In ruling on motions for summary judgment, both the trial courts and the appellate courts must consider the matter in the same manner as a motion for directed verdict made at the close of plaintiff’s proof; i.e., it must view all the evidence in the light most favorable to the opponent of the motion and draw all legitimate conclusions of fact therefrom in that favor. If after so doing a disputed issue of material fact is made out, the motion must be denied. Berry v. Whitworth, Tenn.App.1978, 576 S.W.2d 351; Dickinson v. Sanders Mfg. Co., Tenn.App.1983, 658 S.W.2d 535.

The burden of showing that there is no genuine issue of fact falls on the party moving for summary judgment. Tucker v. Metropolitan Government, etc., Tenn.App. 1984, 686 S.W.2d 87.

If the moving party presents uncontra-dicted evidence which entitles him to judgment, and the opponent of the motion presents no evidence to contradict that of the moving party, then summary judgment for the moving party is in order. Tucker v. Metropolitan Government, etc., supra.

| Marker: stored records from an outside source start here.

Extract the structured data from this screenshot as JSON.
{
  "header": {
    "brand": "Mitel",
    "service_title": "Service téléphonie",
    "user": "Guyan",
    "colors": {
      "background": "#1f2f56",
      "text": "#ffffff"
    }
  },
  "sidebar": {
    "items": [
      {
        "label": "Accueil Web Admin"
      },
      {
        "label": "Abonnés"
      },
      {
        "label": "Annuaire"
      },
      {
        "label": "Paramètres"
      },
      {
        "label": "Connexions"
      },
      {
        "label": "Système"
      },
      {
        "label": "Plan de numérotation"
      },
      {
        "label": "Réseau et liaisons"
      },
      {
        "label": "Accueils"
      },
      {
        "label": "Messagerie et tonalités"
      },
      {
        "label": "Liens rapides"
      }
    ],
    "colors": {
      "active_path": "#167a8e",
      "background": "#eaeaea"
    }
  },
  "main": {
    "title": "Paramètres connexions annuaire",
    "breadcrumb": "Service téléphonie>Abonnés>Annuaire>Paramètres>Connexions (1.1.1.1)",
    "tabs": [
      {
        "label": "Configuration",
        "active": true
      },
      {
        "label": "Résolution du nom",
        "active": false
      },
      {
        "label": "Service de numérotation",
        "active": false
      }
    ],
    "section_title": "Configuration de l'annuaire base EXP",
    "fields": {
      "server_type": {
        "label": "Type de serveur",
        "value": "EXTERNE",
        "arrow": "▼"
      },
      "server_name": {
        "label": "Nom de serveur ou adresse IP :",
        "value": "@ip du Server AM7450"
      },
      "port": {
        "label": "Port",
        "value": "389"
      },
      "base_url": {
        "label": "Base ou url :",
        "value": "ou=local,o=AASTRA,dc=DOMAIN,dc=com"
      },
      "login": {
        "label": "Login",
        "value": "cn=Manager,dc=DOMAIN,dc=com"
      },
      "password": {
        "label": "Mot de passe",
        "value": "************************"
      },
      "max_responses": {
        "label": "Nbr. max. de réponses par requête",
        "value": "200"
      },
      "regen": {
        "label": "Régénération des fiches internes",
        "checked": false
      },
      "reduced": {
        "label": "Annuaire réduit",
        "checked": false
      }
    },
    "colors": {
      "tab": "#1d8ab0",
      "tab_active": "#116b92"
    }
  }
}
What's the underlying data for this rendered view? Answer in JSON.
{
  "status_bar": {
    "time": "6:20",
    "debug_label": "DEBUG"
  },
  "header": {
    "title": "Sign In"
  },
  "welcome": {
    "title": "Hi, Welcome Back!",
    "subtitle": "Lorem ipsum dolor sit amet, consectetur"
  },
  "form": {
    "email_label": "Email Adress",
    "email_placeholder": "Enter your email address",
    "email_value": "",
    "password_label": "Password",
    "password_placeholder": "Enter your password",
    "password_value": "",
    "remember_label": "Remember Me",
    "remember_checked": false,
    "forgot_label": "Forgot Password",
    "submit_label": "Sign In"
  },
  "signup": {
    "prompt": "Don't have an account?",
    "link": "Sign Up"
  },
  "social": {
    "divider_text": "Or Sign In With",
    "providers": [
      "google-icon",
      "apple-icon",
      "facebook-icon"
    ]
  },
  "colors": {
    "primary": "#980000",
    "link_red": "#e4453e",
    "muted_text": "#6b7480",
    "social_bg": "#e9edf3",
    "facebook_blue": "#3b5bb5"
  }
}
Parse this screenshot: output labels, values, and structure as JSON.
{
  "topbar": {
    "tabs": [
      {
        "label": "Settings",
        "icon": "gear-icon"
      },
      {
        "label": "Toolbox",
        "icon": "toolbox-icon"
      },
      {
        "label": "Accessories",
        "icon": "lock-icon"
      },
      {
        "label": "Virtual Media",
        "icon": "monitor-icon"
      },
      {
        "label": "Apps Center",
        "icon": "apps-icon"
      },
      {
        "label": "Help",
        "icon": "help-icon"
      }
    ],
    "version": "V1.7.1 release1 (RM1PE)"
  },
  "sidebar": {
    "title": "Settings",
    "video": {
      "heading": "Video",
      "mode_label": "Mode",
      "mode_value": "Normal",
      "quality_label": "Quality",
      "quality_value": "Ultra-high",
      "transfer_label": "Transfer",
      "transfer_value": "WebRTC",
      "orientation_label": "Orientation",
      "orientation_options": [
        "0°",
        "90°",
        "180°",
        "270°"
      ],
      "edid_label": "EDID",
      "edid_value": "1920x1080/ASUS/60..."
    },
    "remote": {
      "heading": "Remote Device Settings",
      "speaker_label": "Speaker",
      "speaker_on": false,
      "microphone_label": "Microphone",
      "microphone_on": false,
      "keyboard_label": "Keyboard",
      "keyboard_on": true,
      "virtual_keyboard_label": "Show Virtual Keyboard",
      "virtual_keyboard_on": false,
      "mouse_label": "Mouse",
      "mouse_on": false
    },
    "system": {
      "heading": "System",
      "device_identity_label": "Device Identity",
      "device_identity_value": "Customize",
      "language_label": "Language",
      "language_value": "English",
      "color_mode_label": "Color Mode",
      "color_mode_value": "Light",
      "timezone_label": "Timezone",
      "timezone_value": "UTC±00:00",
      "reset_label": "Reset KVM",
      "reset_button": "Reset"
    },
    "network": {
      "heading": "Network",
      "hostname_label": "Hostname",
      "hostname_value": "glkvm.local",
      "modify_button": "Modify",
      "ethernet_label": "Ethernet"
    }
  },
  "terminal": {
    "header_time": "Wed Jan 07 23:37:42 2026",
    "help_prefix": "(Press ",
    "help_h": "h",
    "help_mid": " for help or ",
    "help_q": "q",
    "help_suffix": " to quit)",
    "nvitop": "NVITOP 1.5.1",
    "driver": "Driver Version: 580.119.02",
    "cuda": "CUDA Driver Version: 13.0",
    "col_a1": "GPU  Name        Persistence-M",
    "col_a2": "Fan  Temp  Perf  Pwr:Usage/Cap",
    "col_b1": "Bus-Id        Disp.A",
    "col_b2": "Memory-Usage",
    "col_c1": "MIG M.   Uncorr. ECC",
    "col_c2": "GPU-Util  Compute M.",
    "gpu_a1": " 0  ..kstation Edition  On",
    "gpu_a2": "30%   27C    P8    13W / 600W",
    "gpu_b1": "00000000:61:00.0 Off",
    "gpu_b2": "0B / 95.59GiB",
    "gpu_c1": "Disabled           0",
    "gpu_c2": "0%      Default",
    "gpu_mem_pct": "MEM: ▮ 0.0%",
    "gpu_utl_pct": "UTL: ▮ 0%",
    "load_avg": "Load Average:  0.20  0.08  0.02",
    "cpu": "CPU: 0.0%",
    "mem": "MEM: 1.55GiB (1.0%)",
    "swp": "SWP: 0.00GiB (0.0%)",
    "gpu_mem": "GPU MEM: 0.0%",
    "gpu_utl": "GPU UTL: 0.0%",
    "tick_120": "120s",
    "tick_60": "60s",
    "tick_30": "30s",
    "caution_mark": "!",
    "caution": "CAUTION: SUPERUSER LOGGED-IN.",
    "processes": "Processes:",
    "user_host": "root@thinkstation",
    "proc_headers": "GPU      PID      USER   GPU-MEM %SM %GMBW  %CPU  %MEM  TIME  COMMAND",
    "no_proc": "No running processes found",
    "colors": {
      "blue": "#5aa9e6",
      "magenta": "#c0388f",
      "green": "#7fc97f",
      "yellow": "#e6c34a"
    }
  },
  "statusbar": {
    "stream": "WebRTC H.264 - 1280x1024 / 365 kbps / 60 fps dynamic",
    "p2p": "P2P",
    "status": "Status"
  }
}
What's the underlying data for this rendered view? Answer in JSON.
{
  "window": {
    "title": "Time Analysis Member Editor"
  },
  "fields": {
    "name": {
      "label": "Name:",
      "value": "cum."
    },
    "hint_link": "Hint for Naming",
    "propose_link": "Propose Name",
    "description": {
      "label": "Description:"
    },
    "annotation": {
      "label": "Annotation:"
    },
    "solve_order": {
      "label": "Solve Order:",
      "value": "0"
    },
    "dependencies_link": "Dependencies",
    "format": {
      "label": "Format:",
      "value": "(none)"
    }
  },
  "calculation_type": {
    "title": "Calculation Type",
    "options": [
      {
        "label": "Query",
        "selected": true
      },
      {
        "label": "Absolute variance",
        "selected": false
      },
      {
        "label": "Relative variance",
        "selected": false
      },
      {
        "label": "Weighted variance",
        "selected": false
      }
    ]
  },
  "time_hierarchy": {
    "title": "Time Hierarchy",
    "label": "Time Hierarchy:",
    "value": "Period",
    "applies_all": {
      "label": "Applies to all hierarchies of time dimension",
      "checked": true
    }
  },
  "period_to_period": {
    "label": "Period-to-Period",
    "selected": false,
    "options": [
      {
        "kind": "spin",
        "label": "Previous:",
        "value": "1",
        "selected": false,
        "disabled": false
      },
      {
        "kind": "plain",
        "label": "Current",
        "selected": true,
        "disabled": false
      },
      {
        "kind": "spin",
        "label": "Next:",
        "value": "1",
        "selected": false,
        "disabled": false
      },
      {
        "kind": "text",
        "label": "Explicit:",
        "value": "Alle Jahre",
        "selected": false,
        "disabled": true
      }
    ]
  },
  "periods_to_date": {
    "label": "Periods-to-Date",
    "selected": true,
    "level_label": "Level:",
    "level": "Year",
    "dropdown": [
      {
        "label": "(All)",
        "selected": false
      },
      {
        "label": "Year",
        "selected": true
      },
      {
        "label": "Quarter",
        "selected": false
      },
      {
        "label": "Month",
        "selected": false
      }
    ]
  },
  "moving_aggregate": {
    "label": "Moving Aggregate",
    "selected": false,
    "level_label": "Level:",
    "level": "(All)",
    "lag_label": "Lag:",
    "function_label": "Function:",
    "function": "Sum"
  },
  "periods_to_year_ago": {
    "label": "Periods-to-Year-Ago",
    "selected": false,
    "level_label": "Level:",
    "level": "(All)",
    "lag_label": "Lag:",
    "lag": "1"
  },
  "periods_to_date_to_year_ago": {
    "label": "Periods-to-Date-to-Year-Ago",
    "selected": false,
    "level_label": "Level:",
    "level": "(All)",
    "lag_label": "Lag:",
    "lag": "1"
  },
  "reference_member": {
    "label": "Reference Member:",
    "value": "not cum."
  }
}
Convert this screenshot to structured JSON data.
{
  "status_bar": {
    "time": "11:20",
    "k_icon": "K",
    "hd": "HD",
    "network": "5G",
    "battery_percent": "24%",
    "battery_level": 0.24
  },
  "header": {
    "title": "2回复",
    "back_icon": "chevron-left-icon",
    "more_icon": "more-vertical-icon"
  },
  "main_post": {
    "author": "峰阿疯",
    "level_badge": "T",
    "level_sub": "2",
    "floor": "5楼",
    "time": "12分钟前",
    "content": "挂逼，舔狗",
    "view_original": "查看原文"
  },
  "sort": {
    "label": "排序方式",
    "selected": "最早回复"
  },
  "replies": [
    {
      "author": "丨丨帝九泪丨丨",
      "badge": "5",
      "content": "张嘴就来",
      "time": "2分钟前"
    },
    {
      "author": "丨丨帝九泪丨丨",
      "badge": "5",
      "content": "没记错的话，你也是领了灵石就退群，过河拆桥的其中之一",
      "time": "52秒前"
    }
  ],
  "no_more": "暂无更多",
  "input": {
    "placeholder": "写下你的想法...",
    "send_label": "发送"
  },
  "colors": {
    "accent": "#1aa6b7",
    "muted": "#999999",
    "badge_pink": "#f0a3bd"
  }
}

While motions for summary judgment are generally inappropriate in professional malpractice cases, if the only issue is one which requires expert testimony and there is no expert response to an affidavit by an expert, then summary judgment is proper. Ayers v. Rutherford Hospital, Tenn.App.1984, 689 S.W.2d 155.

In medical malpractice actions, affidavits by medical doctors which clearly and completely refute plaintiff's contention af*147ford a proper basis for dismissal by summary judgment in the absence of proper responsive proof. Bowman v. Henard, Tenn.1977, 547 S.W.2d 527.

Summary judgment procedure is not to be regarded as a substitute for trial of disputed issues of fact. As on motion for directed verdict, a court deciding a motion for directed verdict must view the pleadings and evidence before it in the light most favorable to the opponent of the motion on an issue by issue basis. If the court entertains any doubt whether a genuine issue exists as to any material fact, it is the duty of the court to overrule the motion. Poore v. Magnavox Co. of Tennessee, Tenn.1984, 666 S.W.2d 48.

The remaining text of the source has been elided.